Addressing biases in models
AI generation models may inherit and amplify biases present in their training data, sometimes resulting in stereotypical or exclusionary representations. As users, we have the opportunity—and responsibility—to steer outputs toward greater diversity, accuracy, and fairness through careful prompt design. However, it’s important to recognize that while we can mitigate bias, we must also take care not to introduce new biases in our efforts. Always strive for balanced, nuanced, and mindful representations.
Note
No AI model is free from bias. While prompt design can help balance and expand representation, it cannot eliminate all bias. The choices you make when crafting prompts directly impact model outputs, so it’s important to reflect on the potential effects and aim for inclusiveness and fairness.
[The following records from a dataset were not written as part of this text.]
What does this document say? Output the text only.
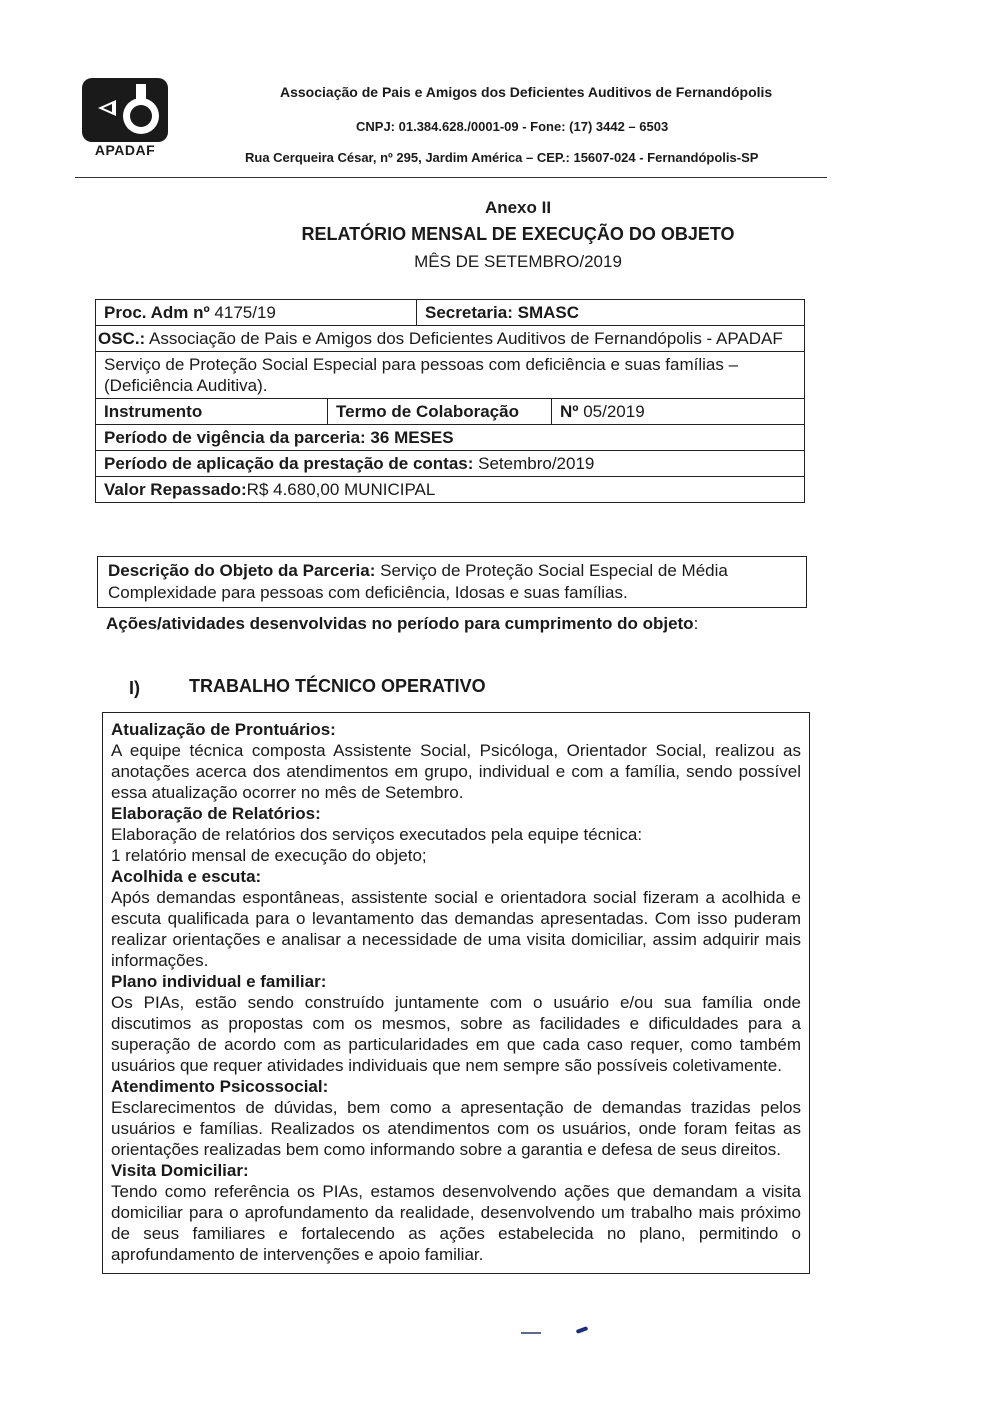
APADAF
Associação de Pais e Amigos dos Deficientes Auditivos de Fernandópolis
CNPJ: 01.384.628./0001-09 - Fone: (17) 3442 – 6503
Rua Cerqueira César, nº 295, Jardim América – CEP.: 15607-024 - Fernandópolis-SP
Anexo II
RELATÓRIO MENSAL DE EXECUÇÃO DO OBJETO
MÊS DE SETEMBRO/2019
Proc. Adm nº 4175/19	Secretaria: SMASC
OSC.: Associação de Pais e Amigos dos Deficientes Auditivos de Fernandópolis - APADAF
Serviço de Proteção Social Especial para pessoas com deficiência e suas famílias – (Deficiência Auditiva).
Instrumento	Termo de Colaboração	Nº 05/2019
Período de vigência da parceria: 36 MESES
Período de aplicação da prestação de contas: Setembro/2019
Valor Repassado:R$ 4.680,00 MUNICIPAL
Descrição do Objeto da Parceria: Serviço de Proteção Social Especial de Média Complexidade para pessoas com deficiência, Idosas e suas famílias.
Ações/atividades desenvolvidas no período para cumprimento do objeto:
I)	TRABALHO TÉCNICO OPERATIVO

Atualização de Prontuários:

A equipe técnica composta Assistente Social, Psicóloga, Orientador Social, realizou as anotações acerca dos atendimentos em grupo, individual e com a família, sendo possível essa atualização ocorrer no mês de Setembro.

Elaboração de Relatórios:

Elaboração de relatórios dos serviços executados pela equipe técnica:

1 relatório mensal de execução do objeto;

Acolhida e escuta:

Após demandas espontâneas, assistente social e orientadora social fizeram a acolhida e escuta qualificada para o levantamento das demandas apresentadas. Com isso puderam realizar orientações e analisar a necessidade de uma visita domiciliar, assim adquirir mais informações.

Plano individual e familiar:

Os PIAs, estão sendo construído juntamente com o usuário e/ou sua família onde discutimos as propostas com os mesmos, sobre as facilidades e dificuldades para a superação de acordo com as particularidades em que cada caso requer, como também usuários que requer atividades individuais que nem sempre são possíveis coletivamente.

Atendimento Psicossocial:

Esclarecimentos de dúvidas, bem como a apresentação de demandas trazidas pelos usuários e famílias. Realizados os atendimentos com os usuários, onde foram feitas as orientações realizadas bem como informando sobre a garantia e defesa de seus direitos.

Visita Domiciliar:

Tendo como referência os PIAs, estamos desenvolvendo ações que demandam a visita domiciliar para o aprofundamento da realidade, desenvolvendo um trabalho mais próximo de seus familiares e fortalecendo as ações estabelecida no plano, permitindo o aprofundamento de intervenções e apoio familiar.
Practicing nuance in subject descriptions
When describing people, think carefully about the traits you mention. If specifying attributes, do so with intention, ensuring diverse and inclusive representation over multiple generations—while remembering that not every attribute is always necessary or relevant.
Physical features (if contextually appropriate): e.g., “elderly East Asian woman”, “tall man with curly hair”
Gender and expression: “non-binary person”, “masculine-presenting woman”, “androgynous teenager”
Body type: “plus-size adult”, “athletic build”, “petite frame”
Age range: “young adult”, “middle-aged,” “senior”, “child”
Use such descriptions to increase accuracy or inclusivity, but avoid reinforcing stereotypes or “typecasting” by repeating the same combinations.
Providing meaningful cultural context and background
Avoid defaulting to generic or reductive tropes. Instead, provide additional, specific context that respects the complexity of cultural settings and backgrounds. If mentioning cultural elements, reflect on whether each addition helps create a fuller, fairer picture.
Architectural styles: Describe concrete features or local context, e.g., “a living room with floor-to-ceiling windows and pale wood furniture, inspired by Scandinavian minimalism” instead of just “Scandinavian living room”
Clothing and attire: Mention colors, fabrics, or occasions where relevant, e.g., “wearing a hand-embroidered, brightly colored shawl at a festival” rather than “traditional garments”
Cultural practices: Add specific actions and familial or communal context to avoid flattening traditions, e.g., “a family preparing mole poblano together in a kitchen in Oaxaca,” not simply “cooking Mexican food”
Geographic locations: Evoke setting through mood and detail, rather than default to stereotypes; compare “a sun-dappled alley in a quiet Tokyo neighborhood lined with cherry blossoms” to the more generic “urban Tokyo neighborhood”
Controlling general scene appearance with care
Guide the model’s choices around setting and mood, but check for balanced portrayals that don’t overly favor a single region, style, or atmosphere over and over:
Setting details: “modern office building in Dubai”, “Victorian-era London street”, “contemporary art studio in Berlin”
Background elements: “desert landscape with cacti”, “tropical beach with palm trees”, “snowy mountain peaks”
Atmosphere and mood: “bustling marketplace in Marrakech”, “peaceful Scandinavian fjord”, “energetic street in Mumbai”
Encouraging diversity through randomization (mindfully)
To help counter default model biases, consider programmatically adding controlled diversity. This approach can be useful for generating sets of images or results, but be sure to use balanced lists and avoid reinforcing tokenism or artificial quotas.
Random category selection: Draw from thoughtfully constructed lists (e.g., ethnicities, age groups, professions, locations) for broader variety in outputs
Weighted distribution: If you use probability distributions, choose weights to encourage balanced representation, not to mirror real-world inequalities or stereotypes
Example implementation approach:
Create category lists: ethnicities = [“African”, “Asian”, “Hispanic”, “Middle Eastern”, “European”, “Indigenous”]
Randomly select: selected_ethnicity = random.choice(ethnicities) for a uniform chance, or use selected_ethnicity = random.choices(ethnicities, weights=[0.2, 0.2, 0.2, 0.15, 0.15, 0.1]) to reflect intended diversity
Combine: f”a {selected_ethnicity} {selected_age} {selected_profession} in {selected_location}”
Used thoughtfully, this technique can help you produce more balanced and diverse outputs, but always review and refine your categories and distributions over time.
Tip
More explicit and descriptive prompts typically lead to outputs that are both more accurate and more representative. For instance, instead of “a person at a market,” you can specify, “a young Moroccan woman in traditional attire shopping at a bustling souk in Marrakech, with colorful spices in the background.”
When relevant, also add details about motion or point of view to guide the model: “a young Moroccan woman in traditional attire walking through a bustling souk in Marrakech at sunset, colorful spices displayed in the background, handheld camera following from behind.”
In all cases, pause to consider whether your descriptions promote inclusivity and avoid reinforcing any default assumptions.